Photo credit: Adriel Olmos, Scientific Adventures for Girls
According to Bay Area rocket scientist, toy maker, industrial designer, and educator Anne Mayoral, “Building confidence and having a positive experience when trying new things is essential in promoting a love of learning and intellectual exploration.” Anne, who first used Lectrokits (21st century notebooks) while teaching at the after-school and summer camp program Scientific Adventures for Girls found the activity templates to “..hit the sweet spot of learning. They take the out the mystery but keep the magic of building a circuit.”
At the center of all of Anne’s work is a desire to help people connect with their own curiosity and reasoning around science and technology.

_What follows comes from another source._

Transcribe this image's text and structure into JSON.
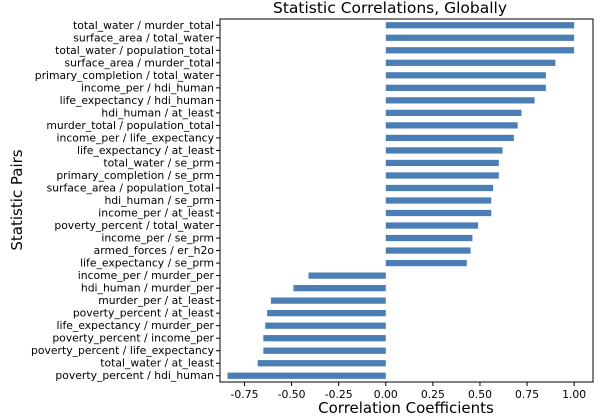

As both a designer and educator, she aims to facilitate the kind of thinking that pioneering inventors do, which she describes as “moving away from the blind trust one gets from reading the answers in a book and finding your own.” In her work with the toy company Wild Planet this translates into making accessible robotics kits. As an industrial designer, she used this idea to custom build a STEM oriented Rube Golderberg-esque miniature golf course for the restaurant Urban Putt. And in education, this means introducing accessible and mind-blowingly fun STEM projects at programs like Scientific Adventures for Girls.
Running just a little over two years, Scientific Adventures for Girls was launched to attract elementary school girls to STEM thinking through accessible hands-on interactive projects. Working out of the Oakland hackerspace “Curiosity Hacked,” the program piloted with fourteen Pearl Elementary School girls who met weekly to get a taste of the fun side of STEM. With projects such as marble runs, dancing Oobleck, Archimededian Screws, and paper circuits Anne focuses on getting the girls “into all things STEM, without getting bogged down in book learning or memorization.”
Photo credit: Adriel Olmos, Scientific Adventures for Girls
Before working with 21c Notebooking, Anne had done a paper circuits greeting card project but had found that it was a bit more difficult to execute than she had imagined. “There are some skills that need to be built into the lesson before you can execute a circuit correctly.” Aiming to design a learning experience that her students would succeed at, Anne started using some of the resource templates created by CV2 and NEXMAP – simple parallel circuit with a low profile 3V battery with tabs and a set of clip leads. “There’s really a sweet spot to helping somebody learn the process but still feel like they’re doing something cool. When I saw template I thought, this is going to be great.”